The use of Can-D and the experience of inhabiting Pat and Walt is spoken of explicitly in religious terms by the hovelists. When taken together, the minds of Can-D users cohabitate Perky Pat and Walt, the experience akin to a communion. But even the glamour of Perky Pat’s pristine, Californian dream isn’t enough. The hovelists grow tired of the sheen and superficiality of the Layout’s world, the once thrilling escapade now a monotonous and drab affair. The material reality of colonist life is inescapable; even in another world, it crawls in at the seams, dispelling the illusion.
The Hidden World
Superficiality—it’s a concept at the heart of many of Dick’s novels, the locus of his character’s dilemmas. The characters in Dick’s novels often share a confusion of reality, something that would eventually be labelled its own genre—paranoid fiction. The arcs of his characters tend to begin with discontentment with the nature of their world, and trend towards a skepticism about their base elements, catalyzed by a transcendent experience by way of the aforementioned talismans. This thematic recurrence isn’t mere coincidence; it finds parity in Dick’s own life.

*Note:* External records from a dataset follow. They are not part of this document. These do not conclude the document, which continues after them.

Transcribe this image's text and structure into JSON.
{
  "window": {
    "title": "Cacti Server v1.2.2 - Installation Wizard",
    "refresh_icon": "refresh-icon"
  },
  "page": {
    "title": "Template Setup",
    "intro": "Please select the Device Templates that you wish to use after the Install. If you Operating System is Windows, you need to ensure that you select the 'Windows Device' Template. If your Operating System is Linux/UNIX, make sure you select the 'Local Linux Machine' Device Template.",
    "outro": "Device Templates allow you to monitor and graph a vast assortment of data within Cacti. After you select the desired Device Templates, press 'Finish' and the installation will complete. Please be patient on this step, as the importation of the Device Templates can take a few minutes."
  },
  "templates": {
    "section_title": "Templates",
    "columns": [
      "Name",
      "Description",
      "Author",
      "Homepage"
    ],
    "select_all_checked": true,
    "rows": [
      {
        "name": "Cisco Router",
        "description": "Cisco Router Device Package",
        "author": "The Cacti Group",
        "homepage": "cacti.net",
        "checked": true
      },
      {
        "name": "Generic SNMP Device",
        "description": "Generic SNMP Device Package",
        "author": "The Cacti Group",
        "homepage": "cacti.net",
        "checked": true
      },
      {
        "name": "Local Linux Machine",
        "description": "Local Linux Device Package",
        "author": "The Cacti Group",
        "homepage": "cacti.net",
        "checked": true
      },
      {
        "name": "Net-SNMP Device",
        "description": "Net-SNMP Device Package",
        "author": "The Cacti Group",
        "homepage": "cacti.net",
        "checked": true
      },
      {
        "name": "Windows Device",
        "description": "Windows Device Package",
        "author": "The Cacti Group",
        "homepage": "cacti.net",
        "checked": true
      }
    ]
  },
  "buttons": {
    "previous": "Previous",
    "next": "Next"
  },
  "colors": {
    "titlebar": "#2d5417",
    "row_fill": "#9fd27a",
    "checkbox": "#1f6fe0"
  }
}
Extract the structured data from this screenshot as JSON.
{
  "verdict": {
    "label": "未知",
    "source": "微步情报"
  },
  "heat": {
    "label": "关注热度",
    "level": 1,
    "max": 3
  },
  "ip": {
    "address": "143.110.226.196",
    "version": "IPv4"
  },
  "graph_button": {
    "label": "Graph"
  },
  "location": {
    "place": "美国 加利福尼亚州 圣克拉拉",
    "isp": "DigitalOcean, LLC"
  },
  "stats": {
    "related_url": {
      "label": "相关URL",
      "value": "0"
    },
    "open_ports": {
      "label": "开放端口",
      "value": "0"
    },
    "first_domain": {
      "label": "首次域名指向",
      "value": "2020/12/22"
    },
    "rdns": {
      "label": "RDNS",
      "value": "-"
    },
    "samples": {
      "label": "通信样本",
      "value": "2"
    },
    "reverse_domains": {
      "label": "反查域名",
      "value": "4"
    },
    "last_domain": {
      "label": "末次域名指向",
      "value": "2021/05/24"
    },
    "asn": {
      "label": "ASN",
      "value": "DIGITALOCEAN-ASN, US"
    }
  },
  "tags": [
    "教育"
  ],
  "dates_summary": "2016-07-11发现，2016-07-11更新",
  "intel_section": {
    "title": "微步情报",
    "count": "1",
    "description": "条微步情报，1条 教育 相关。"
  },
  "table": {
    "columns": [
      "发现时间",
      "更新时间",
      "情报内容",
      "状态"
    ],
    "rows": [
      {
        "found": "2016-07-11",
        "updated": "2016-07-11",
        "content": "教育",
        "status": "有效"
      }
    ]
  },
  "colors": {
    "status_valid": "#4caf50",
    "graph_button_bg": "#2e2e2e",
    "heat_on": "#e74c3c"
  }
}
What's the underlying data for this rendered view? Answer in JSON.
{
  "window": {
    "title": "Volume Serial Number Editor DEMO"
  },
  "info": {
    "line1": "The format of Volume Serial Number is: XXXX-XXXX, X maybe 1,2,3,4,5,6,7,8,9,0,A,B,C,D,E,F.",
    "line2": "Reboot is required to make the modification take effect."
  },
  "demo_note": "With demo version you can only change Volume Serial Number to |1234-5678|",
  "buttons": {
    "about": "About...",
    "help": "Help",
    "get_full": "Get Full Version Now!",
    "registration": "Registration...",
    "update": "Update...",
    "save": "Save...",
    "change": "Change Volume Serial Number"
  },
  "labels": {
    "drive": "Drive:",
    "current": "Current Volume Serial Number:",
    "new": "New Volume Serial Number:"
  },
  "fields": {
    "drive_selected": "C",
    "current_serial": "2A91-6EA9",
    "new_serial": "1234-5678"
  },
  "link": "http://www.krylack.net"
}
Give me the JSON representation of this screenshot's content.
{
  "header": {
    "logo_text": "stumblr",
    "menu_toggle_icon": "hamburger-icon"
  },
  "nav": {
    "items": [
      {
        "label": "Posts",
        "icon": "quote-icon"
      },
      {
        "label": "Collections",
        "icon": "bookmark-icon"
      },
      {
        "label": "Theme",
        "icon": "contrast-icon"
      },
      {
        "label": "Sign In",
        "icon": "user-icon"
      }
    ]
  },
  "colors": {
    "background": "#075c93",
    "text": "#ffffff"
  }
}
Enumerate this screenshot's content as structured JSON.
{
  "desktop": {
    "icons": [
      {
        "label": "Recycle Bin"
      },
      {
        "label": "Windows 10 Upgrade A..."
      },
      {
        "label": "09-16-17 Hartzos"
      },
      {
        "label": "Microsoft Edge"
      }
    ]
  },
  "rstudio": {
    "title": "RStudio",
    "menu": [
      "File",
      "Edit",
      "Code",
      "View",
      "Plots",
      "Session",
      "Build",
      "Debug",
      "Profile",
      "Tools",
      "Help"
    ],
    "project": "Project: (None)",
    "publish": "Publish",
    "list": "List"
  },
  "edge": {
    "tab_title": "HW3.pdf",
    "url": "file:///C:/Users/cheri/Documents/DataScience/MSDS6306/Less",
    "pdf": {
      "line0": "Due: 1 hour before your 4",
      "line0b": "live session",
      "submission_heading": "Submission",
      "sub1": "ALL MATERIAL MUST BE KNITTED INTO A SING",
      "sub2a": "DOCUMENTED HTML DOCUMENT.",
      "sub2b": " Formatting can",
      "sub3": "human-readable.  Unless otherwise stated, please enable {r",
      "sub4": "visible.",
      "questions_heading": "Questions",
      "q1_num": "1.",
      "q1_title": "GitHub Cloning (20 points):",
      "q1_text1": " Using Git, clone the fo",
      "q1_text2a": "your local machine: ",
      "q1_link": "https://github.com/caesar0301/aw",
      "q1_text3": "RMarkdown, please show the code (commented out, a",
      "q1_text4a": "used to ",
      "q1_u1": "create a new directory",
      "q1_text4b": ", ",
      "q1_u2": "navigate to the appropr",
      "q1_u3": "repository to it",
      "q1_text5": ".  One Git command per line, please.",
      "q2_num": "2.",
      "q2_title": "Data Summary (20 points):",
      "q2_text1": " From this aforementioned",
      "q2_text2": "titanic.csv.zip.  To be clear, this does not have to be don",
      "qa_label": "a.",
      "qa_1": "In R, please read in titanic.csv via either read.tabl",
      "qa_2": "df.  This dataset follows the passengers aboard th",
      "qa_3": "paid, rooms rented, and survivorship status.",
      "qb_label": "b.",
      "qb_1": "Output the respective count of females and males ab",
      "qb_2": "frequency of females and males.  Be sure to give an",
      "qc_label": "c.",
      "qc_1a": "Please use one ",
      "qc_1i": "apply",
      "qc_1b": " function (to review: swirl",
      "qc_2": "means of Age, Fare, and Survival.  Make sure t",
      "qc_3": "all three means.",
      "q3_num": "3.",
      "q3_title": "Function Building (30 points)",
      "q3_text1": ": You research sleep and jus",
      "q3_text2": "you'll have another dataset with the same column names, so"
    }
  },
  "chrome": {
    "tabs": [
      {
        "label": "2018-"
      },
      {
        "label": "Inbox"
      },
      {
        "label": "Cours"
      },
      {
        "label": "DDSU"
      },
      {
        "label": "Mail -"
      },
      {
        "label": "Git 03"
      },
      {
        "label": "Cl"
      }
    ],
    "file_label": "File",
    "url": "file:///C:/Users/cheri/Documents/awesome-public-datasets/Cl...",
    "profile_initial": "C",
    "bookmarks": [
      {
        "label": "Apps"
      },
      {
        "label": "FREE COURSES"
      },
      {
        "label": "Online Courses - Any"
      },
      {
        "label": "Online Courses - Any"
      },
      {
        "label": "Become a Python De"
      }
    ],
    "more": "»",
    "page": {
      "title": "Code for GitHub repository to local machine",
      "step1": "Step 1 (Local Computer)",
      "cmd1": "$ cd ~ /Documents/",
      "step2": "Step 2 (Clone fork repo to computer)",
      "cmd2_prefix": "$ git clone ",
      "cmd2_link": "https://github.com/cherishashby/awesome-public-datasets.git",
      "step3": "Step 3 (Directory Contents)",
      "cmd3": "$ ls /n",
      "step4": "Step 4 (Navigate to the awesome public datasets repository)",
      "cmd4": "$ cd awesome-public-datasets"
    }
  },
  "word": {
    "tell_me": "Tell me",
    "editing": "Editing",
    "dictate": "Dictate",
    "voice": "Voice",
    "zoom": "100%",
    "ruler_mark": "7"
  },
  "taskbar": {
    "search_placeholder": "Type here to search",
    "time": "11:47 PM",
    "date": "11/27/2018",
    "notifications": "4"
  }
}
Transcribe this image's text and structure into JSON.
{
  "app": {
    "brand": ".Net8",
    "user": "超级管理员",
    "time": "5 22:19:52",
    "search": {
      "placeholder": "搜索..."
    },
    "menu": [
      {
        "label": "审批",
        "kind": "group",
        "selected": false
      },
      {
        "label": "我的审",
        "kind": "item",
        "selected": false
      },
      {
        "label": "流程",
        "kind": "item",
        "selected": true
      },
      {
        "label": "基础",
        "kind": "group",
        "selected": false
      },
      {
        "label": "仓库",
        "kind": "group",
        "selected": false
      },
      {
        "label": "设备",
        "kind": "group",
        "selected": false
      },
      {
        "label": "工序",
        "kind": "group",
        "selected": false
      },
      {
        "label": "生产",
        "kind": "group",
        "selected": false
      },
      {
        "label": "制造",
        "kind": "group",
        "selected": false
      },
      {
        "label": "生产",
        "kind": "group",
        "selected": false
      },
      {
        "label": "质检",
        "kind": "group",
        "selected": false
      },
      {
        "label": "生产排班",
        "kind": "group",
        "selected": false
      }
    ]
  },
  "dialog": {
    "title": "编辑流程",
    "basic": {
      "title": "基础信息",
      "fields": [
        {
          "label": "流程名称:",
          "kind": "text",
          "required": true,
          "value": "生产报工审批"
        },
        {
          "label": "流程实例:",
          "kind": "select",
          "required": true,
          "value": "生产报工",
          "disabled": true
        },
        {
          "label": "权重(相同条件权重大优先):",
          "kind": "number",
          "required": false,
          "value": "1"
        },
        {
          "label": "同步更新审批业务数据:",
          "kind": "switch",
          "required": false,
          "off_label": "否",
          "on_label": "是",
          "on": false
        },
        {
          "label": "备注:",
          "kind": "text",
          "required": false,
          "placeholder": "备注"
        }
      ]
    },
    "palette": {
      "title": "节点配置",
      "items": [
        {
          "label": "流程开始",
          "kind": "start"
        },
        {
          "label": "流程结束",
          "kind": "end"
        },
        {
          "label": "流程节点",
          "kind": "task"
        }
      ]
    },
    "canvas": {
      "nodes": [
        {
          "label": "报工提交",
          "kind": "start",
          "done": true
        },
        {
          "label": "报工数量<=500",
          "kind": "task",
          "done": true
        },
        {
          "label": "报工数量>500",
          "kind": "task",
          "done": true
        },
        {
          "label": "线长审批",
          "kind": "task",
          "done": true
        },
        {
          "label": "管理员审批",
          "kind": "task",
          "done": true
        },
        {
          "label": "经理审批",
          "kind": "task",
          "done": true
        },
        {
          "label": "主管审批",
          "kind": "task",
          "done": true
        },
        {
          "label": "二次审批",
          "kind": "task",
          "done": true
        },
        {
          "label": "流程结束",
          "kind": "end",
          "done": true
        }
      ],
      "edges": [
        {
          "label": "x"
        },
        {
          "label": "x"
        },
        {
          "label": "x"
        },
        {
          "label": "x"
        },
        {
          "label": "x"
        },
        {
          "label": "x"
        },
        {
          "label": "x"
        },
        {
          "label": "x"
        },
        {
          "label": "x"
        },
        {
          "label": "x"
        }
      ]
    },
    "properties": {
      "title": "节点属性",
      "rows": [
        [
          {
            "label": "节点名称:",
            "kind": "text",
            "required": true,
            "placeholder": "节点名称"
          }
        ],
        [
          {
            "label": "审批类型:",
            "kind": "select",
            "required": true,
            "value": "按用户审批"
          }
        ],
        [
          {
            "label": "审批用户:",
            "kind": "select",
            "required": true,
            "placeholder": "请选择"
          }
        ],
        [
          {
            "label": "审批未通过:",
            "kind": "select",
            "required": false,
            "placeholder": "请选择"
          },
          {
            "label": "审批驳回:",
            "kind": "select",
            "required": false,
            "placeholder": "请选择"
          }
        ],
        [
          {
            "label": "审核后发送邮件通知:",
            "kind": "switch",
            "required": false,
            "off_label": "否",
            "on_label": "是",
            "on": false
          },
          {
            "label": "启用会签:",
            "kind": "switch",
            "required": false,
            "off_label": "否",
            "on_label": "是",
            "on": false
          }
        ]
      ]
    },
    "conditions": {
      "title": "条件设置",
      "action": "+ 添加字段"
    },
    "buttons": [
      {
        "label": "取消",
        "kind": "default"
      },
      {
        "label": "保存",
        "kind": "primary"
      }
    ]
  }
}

In 1974, while recovering from a wisdom tooth extraction, Dick was briefly visited by a woman making a delivery to his home. He was stricken by her necklace, a gold Ichthys pendant which she explained was “a sign used by the early Christians”. The Ichthys was used by Christians to secretly identify themselves, fearing prosecution by the Romans.
In a letter to fellow science fiction writer Charles Platt, Dick explained that the sun’s reflection off the woman’s necklace produced a pink beam, which entranced him in a moment of transcendent clairvoyance.
“I experienced an invasion of my mind by a transcendentally rational mind, as if I had been insane all my life and suddenly I had become sane.” (Link)
Following this (and other hallucinations—some drug-induced, others not), Dick theorized that these strange experiences were glimpses into another of his lives superimposed over his current one. He believed this other version of himself was named “Thomas”, a “Christian persecuted by the Romans in the first century AD”.
He grew increasingly paranoid, increasingly devoted to this idea of malevolent gods, parallel lives, and prophetic visions. In one perplexing instance, while listening to “Strawberry Fields Forever”, the divine pink light informed him his son was dying. He rushed him to the hospital and was informed that his son had a “fatal inguinal hernia”.
While some of the above is tangential, I believe the genius of Dick’s writing is that instead of wholly surrendering to his “paranormal experiences”, he channeled them into his art. His novels, while certainly containing their fair share of fantastical elements, always sustain a human core. Though there are kernels of his grandiose, esoteric theories, the message of his novels pertain to the loss of collective empathy, to how much we’ve conceded to technology, to corporations, to materialism.
It was as if he were using his characters as his own Barbies and Kens, thrusting them headlong into his own psyche, seeing how they react and what they can discover about themselves and their world, using them as arbiters for truth. Perhaps he saw his work as talismans themselves.